In a tweet on Sunday afternoon, Attorney General Chris Carr said that he had formally requested that the U.S. Department of Justice "conduct an investigation into the handling of the case - including communications by & between the Brunswick/Waycross."
Ahmaud Aubery was shot and killed in Brunswick, Georgia on Feb. 23 while family says he was jogging in the area and catching the attention of a father and son who claimed to be concerned about burglaries in the area. The two are accused of pursuing Aubery with one soon shooting him.
It would be months later, following national public outcry and Georgia Bureau of Investigation findings, before 64-year-old Gregory and 34-year-old Travis McMichael were arrested. The father once worked for the district attorney's office in Brunswick and also has a background in law enforcement.
But for all the questions regarding the shooting itself, many also exist for the handling of the case by two area district attorneys.
“We are committed to a complete and transparent review of how the Ahmaud Arbery case was handled from the outset,” Carr wrote on Sunday. “The family, the community, and the state of Georgia deserve answers, and we will work with others in law enforcement at the state and federal level to find those answers.”

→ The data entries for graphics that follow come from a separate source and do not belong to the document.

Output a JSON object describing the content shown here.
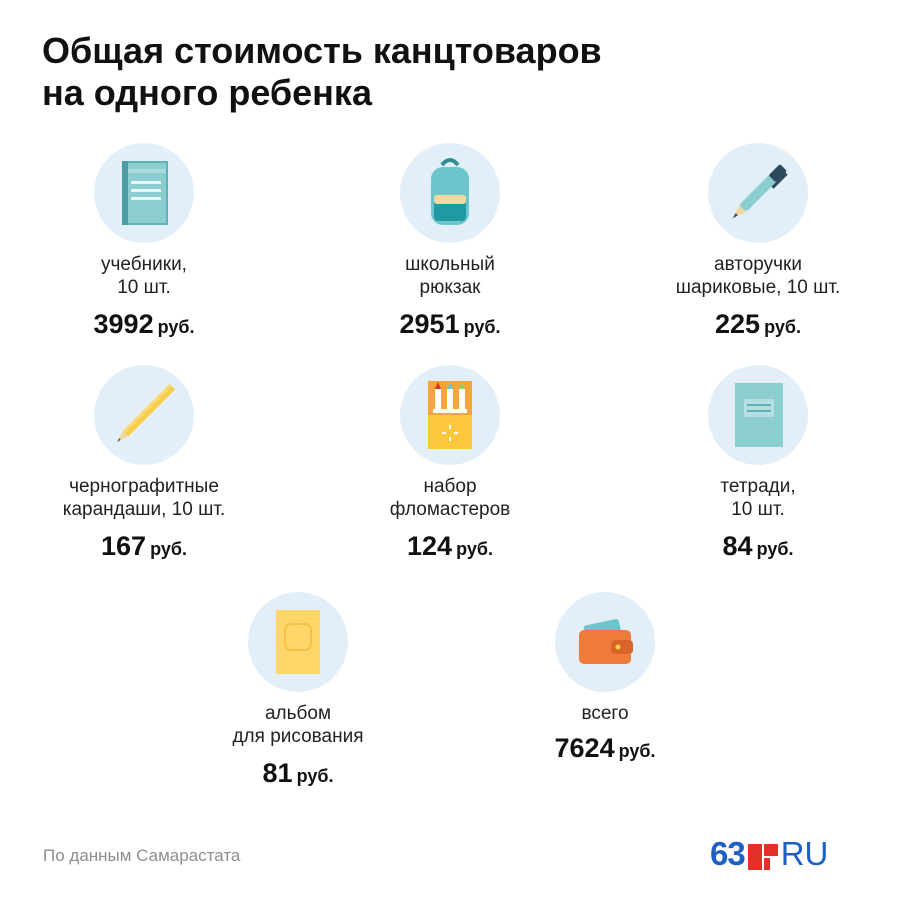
{
  "title": {
    "line1": "Общая стоимость канцтоваров",
    "line2": "на одного ребенка"
  },
  "items": [
    {
      "icon": "book-icon",
      "label_line1": "учебники,",
      "label_line2": "10 шт.",
      "price": "3992",
      "currency": "руб."
    },
    {
      "icon": "backpack-icon",
      "label_line1": "школьный",
      "label_line2": "рюкзак",
      "price": "2951",
      "currency": "руб."
    },
    {
      "icon": "pen-icon",
      "label_line1": "авторучки",
      "label_line2": "шариковые, 10 шт.",
      "price": "225",
      "currency": "руб."
    },
    {
      "icon": "pencil-icon",
      "label_line1": "чернографитные",
      "label_line2": "карандаши, 10 шт.",
      "price": "167",
      "currency": "руб."
    },
    {
      "icon": "markers-icon",
      "label_line1": "набор",
      "label_line2": "фломастеров",
      "price": "124",
      "currency": "руб."
    },
    {
      "icon": "notebook-icon",
      "label_line1": "тетради,",
      "label_line2": "10 шт.",
      "price": "84",
      "currency": "руб."
    },
    {
      "icon": "sketchbook-icon",
      "label_line1": "альбом",
      "label_line2": "для рисования",
      "price": "81",
      "currency": "руб."
    },
    {
      "icon": "wallet-icon",
      "label_line1": "всего",
      "label_line2": "",
      "price": "7624",
      "currency": "руб."
    }
  ],
  "footer": {
    "source": "По данным Самарастата",
    "logo_number": "63",
    "logo_suffix": "RU"
  },
  "colors": {
    "circle_bg": "#e3eff8",
    "teal": "#8ccdd0",
    "accent_red": "#e5302a",
    "logo_blue": "#1d5fc2"
  }
}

Since the day of the shooting and the eventual arrests, questions have arisen about not only the Glynn County district attorney's actions in the wake of the shooting but also those of the district attorney in Waycross, Georgia who was initially handed the case after Jackie Johnson recused herself. As such, Waycross District Attorney George Barnhill was charged with handling the case.

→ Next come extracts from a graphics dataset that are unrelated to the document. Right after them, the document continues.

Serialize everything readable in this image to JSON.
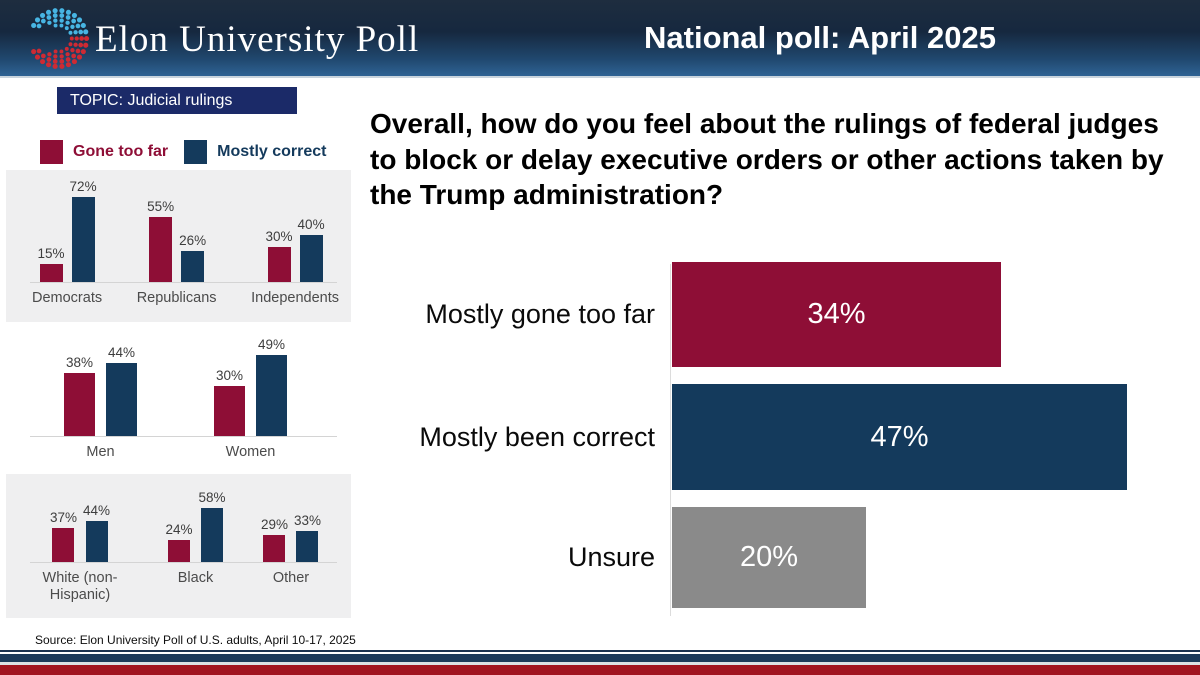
{
  "header": {
    "brand": "Elon University Poll",
    "title": "National poll: April 2025"
  },
  "topic_banner": "TOPIC: Judicial rulings",
  "legend": [
    {
      "label": "Gone too far",
      "color": "#8e0e36"
    },
    {
      "label": "Mostly correct",
      "color": "#143a5c"
    }
  ],
  "question": "Overall, how do you feel about the rulings of federal judges to block or delay executive orders or other actions taken by the Trump administration?",
  "source": "Source: Elon University Poll of U.S. adults, April 10-17, 2025",
  "colors": {
    "gone_too_far_maroon": "#8e0e36",
    "mostly_correct_navy": "#143a5c",
    "unsure_gray": "#8a8a8a",
    "topic_banner_navy": "#1b2a68",
    "footer_red": "#a11420",
    "footer_navy": "#1c3a5a"
  },
  "chart_data": [
    {
      "type": "bar",
      "unit": "%",
      "categories": [
        "Democrats",
        "Republicans",
        "Independents"
      ],
      "series": [
        {
          "name": "Gone too far",
          "values": [
            15,
            55,
            30
          ]
        },
        {
          "name": "Mostly correct",
          "values": [
            72,
            26,
            40
          ]
        }
      ]
    },
    {
      "type": "bar",
      "unit": "%",
      "categories": [
        "Men",
        "Women"
      ],
      "series": [
        {
          "name": "Gone too far",
          "values": [
            38,
            30
          ]
        },
        {
          "name": "Mostly correct",
          "values": [
            44,
            49
          ]
        }
      ]
    },
    {
      "type": "bar",
      "unit": "%",
      "categories": [
        "White (non-Hispanic)",
        "Black",
        "Other"
      ],
      "series": [
        {
          "name": "Gone too far",
          "values": [
            37,
            24,
            29
          ]
        },
        {
          "name": "Mostly correct",
          "values": [
            44,
            58,
            33
          ]
        }
      ]
    },
    {
      "type": "bar",
      "orientation": "horizontal",
      "unit": "%",
      "categories": [
        "Mostly gone too far",
        "Mostly been correct",
        "Unsure"
      ],
      "values": [
        34,
        47,
        20
      ],
      "bar_colors": [
        "#8e0e36",
        "#143a5c",
        "#8a8a8a"
      ],
      "value_label_color": "#ffffff"
    }
  ]
}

However, according to Carr's office, neither Johnson nor Barnhill revealed that Barnhill "had already taken a role in the case in reviewing evidence and advising the Glynn County Police Department regarding whether to make arrests in the case."
Several days later, on April 7, Carr said his office was again requested to appoint another prosecutor for the case.

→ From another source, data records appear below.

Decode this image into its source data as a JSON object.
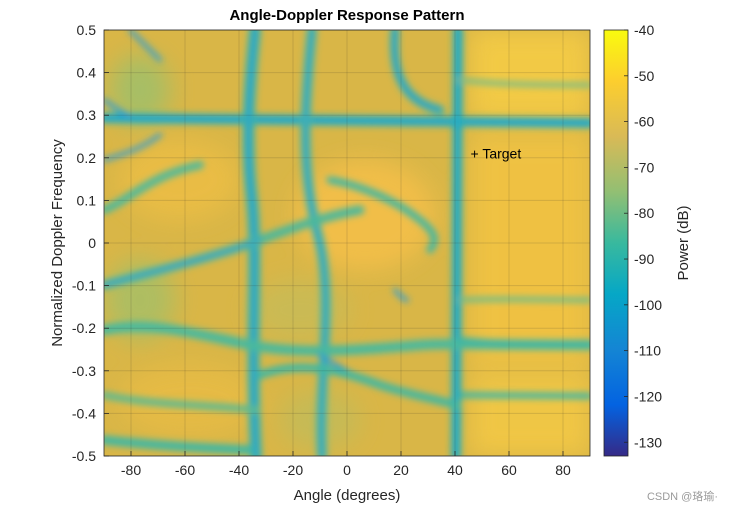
{
  "chart_data": {
    "type": "heatmap",
    "title": "Angle-Doppler Response Pattern",
    "xlabel": "Angle (degrees)",
    "ylabel": "Normalized Doppler Frequency",
    "xlim": [
      -90,
      90
    ],
    "ylim": [
      -0.5,
      0.5
    ],
    "xticks": [
      -80,
      -60,
      -40,
      -20,
      0,
      20,
      40,
      60,
      80
    ],
    "yticks": [
      -0.5,
      -0.4,
      -0.3,
      -0.2,
      -0.1,
      0,
      0.1,
      0.2,
      0.3,
      0.4,
      0.5
    ],
    "grid": true,
    "colormap": "parula",
    "colorbar": {
      "label": "Power (dB)",
      "range": [
        -133,
        -40
      ],
      "ticks": [
        -40,
        -50,
        -60,
        -70,
        -80,
        -90,
        -100,
        -110,
        -120,
        -130
      ]
    },
    "clutter_ridge_doppler": 0.275,
    "null_angles": [
      -37,
      -15,
      45
    ],
    "annotations": [
      {
        "text": "+ Target",
        "x": 45,
        "y": 0.21
      }
    ],
    "colors": {
      "high": "#f9d33c",
      "mid": "#33b7a0",
      "low": "#1f88d8",
      "deep": "#352a87"
    }
  },
  "watermark": "CSDN @珞瑜·"
}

"In that request, the Waycross Circuit District Attorney again did not inform the Office of the Attorney General of his prior involvement in the case before his appointment and specifically described to the Office of Attorney General the actions he took 'upon taking the case'," according to the Attorney General's statement.
In the same April 7 request, Barnhill also allegedly revealed that both attorney generals had learned weeks earlier that his son, a prosecutor in Brunswick, had handled a prior prosecution of Arbery and that one of the defendants in the case had also served as an investigator on the same prosecution.
Carr's office said in its statement that Barnhill "did not provide any reason for the delay in contacting the Office of Attorney General to request appointment of a new prosecutor since the discovery of those facts."
The statement added that this notice also didn't include that Barnhill had issued a written opinion to police that no arrests be made in the case. However, it did include confirmation of "an initial opinion the day of the shoot" - long before he had been requested to handle the case.
It wouldn't be until the third district attorney was appointed that the GBI would be called in. That district attorney requested the agency on May 5. The agency began its investigation the next day and made two arrests on May 7.
Attorney General Carr's office said that it would be providing the entire file regarding the appointment process for prosecutors in this case and "provide any assistance requested by the U.S. Department of Justice."
Following the announcement, attorneys for Arbery's family released a statement which read, in part:
"We are pleased that Georgia AG Chris Carr has officially asked the Dept. of Justice to investigate the handling, and potential cover-up, of Ahmaud Arbery's murder. We have requested the involvement of the DOJ since we first took this case. There are far too many questions about how this case was handled and why it took 74 days for two of the killers to be arrested and charged in Mr. Arbery's death.